Ed Howard: The idea of the modern western as an art of deconstruction has become so engrained in today’s film culture that it’s disconcerting when a new western comes along that doesn’t take a revisionist stance on the once-beloved Hollywood genre. Westerns don’t get made very much these days, but when they are we expect them to be in the lineage of Peckinpah or Leone rather than the old Hollywood craftsmen who made the genre so ubiquitous in the 1940s and ’50s. You see where I’m going with this, I’m sure. Although most film fans would expect a Coen brothers western to be a sardonic, revisionist take on the genre, True Grit, Joel and Ethan Coen’s first proper stab at a genre that has often haunted their work in spirit, is a good old-fashioned, honest-to-goodness western in the classical tradition.

This actually shouldn’t be surprising. There are markers of western style in many other Coen films, notably O Brother Where Art Thou? and No Country for Old Men: the love of landscapes, the gruffly poetic language, the stark morality, even the fascination with hats that runs through Miller’s Crossing, for in what other genre besides the western do hats mean so much? True Grit might be the Coens’ first actual western, but it’s such a natural fit for them because they’ve always kind of seemed like western filmmakers in a deeper sense. This is why the Old West milieu, sparsely populated as it is with oddballs and degenerates and criminals, feels like an extension of the Mexican border towns of No Country for Old Men, or the wasted Northwestern wilds of Fargo, or even the backwards suburban absurdity of Raising Arizona.
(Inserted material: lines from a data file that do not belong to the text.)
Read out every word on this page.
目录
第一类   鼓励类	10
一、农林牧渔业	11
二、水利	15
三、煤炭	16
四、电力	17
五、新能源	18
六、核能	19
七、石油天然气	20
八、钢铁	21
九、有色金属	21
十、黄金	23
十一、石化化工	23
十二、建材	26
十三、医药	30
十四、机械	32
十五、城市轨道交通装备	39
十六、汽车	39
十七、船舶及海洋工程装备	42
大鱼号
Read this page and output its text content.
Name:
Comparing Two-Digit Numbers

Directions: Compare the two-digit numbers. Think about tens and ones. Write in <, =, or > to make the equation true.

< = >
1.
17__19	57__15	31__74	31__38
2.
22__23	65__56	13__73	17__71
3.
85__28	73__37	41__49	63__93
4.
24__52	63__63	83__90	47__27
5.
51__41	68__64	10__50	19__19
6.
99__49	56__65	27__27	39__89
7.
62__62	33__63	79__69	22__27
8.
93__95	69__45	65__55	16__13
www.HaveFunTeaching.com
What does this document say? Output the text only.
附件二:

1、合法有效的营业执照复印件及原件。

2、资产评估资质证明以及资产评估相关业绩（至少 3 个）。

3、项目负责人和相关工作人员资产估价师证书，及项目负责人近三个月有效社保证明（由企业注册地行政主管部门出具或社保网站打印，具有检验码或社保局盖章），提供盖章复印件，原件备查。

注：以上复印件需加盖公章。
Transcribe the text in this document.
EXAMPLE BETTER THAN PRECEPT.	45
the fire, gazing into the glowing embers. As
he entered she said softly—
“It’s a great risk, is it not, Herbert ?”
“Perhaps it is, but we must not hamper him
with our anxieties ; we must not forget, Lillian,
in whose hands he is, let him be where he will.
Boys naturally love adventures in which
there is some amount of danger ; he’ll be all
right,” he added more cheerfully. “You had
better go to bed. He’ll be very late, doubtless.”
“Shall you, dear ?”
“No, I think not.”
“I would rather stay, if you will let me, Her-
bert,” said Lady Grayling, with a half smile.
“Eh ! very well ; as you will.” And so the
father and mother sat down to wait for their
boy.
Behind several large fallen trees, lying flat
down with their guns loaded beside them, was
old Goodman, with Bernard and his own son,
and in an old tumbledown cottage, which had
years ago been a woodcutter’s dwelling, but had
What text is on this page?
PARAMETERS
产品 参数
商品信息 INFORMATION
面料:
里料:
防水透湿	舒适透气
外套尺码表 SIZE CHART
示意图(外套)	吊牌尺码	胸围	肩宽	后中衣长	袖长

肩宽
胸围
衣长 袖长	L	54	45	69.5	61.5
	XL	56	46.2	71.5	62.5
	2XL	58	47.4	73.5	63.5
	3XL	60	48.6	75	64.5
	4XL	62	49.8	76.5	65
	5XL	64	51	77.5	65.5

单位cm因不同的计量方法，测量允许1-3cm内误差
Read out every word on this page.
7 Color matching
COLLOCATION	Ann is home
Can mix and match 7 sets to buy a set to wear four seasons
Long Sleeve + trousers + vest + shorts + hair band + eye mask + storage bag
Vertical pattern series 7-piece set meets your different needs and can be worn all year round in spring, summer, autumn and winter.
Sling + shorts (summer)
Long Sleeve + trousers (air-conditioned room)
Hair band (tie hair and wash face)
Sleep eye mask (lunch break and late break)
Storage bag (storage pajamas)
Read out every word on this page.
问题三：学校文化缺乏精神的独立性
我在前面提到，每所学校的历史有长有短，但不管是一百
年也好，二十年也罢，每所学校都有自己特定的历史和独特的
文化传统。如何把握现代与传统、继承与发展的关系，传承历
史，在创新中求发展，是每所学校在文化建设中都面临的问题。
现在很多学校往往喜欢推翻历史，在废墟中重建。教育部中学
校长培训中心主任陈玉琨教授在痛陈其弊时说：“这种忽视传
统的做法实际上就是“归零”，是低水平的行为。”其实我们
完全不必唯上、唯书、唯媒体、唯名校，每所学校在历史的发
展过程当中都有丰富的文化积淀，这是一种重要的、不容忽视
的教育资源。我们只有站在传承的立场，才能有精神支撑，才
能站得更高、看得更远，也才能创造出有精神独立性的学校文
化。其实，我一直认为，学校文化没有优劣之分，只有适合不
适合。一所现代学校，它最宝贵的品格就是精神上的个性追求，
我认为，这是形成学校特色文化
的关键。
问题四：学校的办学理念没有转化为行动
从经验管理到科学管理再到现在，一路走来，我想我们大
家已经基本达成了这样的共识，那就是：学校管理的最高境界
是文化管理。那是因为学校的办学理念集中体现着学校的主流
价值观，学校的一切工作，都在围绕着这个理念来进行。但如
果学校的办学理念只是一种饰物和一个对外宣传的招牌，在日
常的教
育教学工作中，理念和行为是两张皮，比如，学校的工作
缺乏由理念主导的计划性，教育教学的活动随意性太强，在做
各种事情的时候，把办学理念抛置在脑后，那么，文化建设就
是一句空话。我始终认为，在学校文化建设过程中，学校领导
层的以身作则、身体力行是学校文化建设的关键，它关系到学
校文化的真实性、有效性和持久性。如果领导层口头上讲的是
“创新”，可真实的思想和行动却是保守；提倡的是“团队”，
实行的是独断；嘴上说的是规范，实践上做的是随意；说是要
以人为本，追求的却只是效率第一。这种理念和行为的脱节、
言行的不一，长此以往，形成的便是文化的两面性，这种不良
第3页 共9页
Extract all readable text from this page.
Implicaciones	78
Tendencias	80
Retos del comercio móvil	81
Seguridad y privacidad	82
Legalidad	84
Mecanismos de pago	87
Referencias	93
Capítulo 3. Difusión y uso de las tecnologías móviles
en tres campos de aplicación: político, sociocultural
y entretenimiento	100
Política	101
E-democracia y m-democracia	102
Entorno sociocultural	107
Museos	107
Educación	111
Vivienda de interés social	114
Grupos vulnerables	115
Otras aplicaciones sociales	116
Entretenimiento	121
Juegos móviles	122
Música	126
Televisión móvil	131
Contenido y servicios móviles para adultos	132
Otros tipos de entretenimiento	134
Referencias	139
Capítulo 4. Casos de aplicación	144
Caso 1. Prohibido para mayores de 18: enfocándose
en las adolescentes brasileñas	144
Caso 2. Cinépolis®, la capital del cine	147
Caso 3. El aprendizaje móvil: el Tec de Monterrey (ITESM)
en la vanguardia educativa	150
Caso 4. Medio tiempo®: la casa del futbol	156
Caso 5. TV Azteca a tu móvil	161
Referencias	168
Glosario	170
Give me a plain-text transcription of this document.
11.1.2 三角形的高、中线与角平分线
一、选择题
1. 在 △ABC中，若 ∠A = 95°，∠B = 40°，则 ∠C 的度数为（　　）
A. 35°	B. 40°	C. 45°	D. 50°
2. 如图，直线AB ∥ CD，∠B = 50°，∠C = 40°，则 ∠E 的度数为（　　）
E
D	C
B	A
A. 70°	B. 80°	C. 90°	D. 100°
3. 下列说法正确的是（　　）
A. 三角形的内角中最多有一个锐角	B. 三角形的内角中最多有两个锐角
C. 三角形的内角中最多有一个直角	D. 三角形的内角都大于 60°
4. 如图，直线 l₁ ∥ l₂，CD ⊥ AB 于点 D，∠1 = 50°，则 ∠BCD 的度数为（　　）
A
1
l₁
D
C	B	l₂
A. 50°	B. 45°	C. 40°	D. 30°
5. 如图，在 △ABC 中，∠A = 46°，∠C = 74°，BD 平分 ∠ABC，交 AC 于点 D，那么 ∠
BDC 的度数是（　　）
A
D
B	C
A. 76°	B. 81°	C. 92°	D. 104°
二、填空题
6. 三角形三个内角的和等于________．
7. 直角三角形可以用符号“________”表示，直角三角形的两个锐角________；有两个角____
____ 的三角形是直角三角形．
True Grit is an adaptation of a 1968 novel by Charles Portis, which was already made into a film in 1969 by director Henry Hathaway, starring John Wayne in the role that won him his only Oscar. Though the Coens’ film differs from Hathaway’s in several important ways and numerous smaller ones—apparently because the Coens follow the novel, which I haven’t read, more faithfully than Hathaway did—the two films also share a good amount of common ground. What’s ultimately most striking about the Coens’ film is how traditional it is, how unshowy and subtle. It balances humor and darkness and action, and it does so within a wholly classical context. First and foremost, it’s just a great story and a great western, and its humble artifice is very refreshing.